I watch from the side of the stage as the young actress introduces Able simply, ridiculously, as the man who saved independent cinema. She’s never been in one of his films, and I can’t figure out the connection between them. When her introduction ends soon after that, I realize it’s because there isn’t one, that she’s just one more person desperate for the chance to be somebody else. I can tell from the surge in applause that Able has started to make his way up to the stage from his table in the middle of the floor, and that’s when I stroll past the event organizers at the side of the stage who are holding clipboards and timing everything perfectly down to each second. A woman in a headset puts her hand out to stop me, and I shake it off. “I’m Grace Turner,” I say scathingly. “I’m Able’s surprise guest.”

The woman sighs and waves me on, because her only other option is to physically remove me herself before I make it onstage, or to wait for security to escort me offstage when everyone is watching and the cameras are rolling. She knows who I am, and the risk is too high for her.
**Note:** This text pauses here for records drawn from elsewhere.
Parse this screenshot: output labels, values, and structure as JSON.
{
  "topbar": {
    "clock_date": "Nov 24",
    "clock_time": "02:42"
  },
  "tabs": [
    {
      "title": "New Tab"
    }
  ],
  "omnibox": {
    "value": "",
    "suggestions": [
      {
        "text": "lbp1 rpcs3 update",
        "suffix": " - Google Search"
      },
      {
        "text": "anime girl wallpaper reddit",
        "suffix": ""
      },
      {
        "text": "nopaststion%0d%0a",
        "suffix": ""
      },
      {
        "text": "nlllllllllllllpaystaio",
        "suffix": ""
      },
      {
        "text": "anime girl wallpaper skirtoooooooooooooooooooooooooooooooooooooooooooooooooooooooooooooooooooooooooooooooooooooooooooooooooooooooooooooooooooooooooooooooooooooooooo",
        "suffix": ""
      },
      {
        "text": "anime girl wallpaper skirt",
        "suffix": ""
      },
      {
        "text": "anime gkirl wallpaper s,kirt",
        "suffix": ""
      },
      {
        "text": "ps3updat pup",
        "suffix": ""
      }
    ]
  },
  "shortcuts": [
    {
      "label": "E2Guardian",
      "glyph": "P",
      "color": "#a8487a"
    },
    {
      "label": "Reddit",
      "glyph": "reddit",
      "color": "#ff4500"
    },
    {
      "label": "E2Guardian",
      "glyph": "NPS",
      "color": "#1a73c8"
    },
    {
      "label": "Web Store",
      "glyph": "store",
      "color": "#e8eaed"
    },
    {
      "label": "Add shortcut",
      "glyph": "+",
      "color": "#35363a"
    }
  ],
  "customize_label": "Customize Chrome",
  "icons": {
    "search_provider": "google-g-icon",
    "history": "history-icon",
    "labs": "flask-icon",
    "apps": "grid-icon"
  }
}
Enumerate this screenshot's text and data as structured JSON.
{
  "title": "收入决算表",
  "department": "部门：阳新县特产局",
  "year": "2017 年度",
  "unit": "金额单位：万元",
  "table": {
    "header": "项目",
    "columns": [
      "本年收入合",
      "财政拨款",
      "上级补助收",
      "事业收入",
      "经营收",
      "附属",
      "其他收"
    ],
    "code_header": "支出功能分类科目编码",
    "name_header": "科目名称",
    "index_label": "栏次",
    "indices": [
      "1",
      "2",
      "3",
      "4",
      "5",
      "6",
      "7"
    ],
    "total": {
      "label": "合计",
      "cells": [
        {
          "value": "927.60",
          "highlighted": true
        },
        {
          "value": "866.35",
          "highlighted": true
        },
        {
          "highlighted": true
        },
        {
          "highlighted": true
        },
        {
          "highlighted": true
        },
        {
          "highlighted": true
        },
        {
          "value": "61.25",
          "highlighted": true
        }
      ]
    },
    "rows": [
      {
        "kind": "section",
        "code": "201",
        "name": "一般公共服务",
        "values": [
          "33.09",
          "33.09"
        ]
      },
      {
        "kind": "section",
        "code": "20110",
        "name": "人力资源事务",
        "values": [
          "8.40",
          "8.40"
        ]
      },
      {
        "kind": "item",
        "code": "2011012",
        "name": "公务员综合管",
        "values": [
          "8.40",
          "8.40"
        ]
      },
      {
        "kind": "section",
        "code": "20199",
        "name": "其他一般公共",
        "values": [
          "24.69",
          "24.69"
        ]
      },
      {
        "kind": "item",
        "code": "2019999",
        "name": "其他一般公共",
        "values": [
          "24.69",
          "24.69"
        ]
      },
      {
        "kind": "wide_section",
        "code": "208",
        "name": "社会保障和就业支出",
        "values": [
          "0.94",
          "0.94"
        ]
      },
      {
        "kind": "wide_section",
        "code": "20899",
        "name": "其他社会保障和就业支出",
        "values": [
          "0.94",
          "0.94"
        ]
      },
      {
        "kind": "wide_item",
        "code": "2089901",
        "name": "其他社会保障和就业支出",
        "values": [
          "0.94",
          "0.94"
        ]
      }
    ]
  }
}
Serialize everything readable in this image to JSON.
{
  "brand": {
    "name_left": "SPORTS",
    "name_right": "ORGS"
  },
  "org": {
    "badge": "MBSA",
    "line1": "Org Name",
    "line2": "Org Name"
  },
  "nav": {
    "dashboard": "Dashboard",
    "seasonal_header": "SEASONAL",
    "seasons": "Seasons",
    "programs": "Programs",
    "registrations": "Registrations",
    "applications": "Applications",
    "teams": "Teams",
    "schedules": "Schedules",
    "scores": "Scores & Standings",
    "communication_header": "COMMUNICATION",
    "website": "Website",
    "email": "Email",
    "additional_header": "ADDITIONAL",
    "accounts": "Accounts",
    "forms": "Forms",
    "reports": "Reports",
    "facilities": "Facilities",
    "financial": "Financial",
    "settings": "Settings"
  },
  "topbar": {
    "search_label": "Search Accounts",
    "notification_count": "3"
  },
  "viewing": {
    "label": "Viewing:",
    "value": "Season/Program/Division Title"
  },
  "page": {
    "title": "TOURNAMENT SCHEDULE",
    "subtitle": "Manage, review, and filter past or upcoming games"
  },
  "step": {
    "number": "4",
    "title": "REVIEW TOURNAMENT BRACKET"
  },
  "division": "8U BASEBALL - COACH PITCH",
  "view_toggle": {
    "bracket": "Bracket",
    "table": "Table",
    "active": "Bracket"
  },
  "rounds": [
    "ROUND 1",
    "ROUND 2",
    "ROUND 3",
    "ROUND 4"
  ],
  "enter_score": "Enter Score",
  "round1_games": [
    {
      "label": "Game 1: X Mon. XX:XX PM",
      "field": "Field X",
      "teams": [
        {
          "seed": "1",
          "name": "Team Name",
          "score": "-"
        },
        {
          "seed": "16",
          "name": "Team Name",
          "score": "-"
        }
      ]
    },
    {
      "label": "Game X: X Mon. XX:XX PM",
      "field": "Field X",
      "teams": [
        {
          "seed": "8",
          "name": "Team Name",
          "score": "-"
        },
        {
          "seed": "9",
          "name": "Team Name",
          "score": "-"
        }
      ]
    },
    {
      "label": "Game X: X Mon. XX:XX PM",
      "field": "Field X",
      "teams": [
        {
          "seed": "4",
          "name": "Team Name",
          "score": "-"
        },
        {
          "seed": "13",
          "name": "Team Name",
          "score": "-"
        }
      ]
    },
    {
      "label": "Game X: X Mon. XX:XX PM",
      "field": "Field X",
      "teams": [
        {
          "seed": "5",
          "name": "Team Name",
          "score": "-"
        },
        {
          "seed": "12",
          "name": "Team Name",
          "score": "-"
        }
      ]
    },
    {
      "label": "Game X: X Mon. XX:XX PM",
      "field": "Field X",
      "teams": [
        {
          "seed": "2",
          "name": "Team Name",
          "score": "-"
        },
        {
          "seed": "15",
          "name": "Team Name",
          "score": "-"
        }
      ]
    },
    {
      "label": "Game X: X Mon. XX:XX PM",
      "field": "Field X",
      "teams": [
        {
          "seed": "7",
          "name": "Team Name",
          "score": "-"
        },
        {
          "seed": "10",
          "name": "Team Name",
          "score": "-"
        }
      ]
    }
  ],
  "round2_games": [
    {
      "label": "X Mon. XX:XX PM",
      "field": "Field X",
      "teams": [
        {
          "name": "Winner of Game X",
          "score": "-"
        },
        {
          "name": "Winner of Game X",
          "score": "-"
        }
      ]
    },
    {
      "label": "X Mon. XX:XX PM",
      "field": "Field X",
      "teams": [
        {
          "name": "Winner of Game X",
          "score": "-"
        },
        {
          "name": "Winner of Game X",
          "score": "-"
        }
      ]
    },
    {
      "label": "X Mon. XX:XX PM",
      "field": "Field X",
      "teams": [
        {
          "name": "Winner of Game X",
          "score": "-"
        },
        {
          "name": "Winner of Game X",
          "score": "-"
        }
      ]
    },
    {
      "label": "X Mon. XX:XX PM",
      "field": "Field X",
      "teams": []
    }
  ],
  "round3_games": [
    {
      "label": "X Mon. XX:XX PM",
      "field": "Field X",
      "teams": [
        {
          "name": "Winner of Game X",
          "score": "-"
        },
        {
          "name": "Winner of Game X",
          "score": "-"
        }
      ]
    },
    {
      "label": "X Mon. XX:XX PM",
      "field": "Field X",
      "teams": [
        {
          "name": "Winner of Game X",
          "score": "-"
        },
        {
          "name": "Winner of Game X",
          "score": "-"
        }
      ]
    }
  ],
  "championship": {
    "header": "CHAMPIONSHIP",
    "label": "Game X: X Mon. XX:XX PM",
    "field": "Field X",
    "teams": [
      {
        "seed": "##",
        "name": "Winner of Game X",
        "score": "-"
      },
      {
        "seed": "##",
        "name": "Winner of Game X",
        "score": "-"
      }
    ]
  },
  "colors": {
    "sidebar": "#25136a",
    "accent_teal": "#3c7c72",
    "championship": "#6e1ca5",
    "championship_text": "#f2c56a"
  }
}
I showed up late to the awards show, missing the specific time slot that Nathan texted me for my entrance. I called Camila before I came, figuring if I lied my way through my last interview with her, at least I could give her the real story now. Camila escorted me down the red carpet, understanding implicitly how to sidestep the inane chatter from TV presenters about my dress, and other questions about my miraculous escape and appreciation for the man of the hour. I moved slowly on one crutch, and was stopped many times by my peers who wanted to tell me how brave I was just for being there after what happened. I kept my mouth closed, and I posed in front of the IFA branding for the pit of photographers, my gunmetal armor dress catching the light of their flashes and glittering perfectly. The paparazzi called out for me like I was already a legend, and I tried not to believe them this time.

* * *

? ? ?

When I think that Able is close to the stage, I limp out into the spotlight, joining the actress behind the podium. She is confused, blowing a kiss to Able before she sashays off, leaving me alone in front of the audience.

“Hi, everyone, please excuse the change of plan. I only decided to come half an hour ago,” I say, and the audience titters politely. Able has stopped on the stairs next to the stage, gripping the handrail. His head has been shaved all over, and he has the gash over his left eyebrow, the perfect mirror image of my own.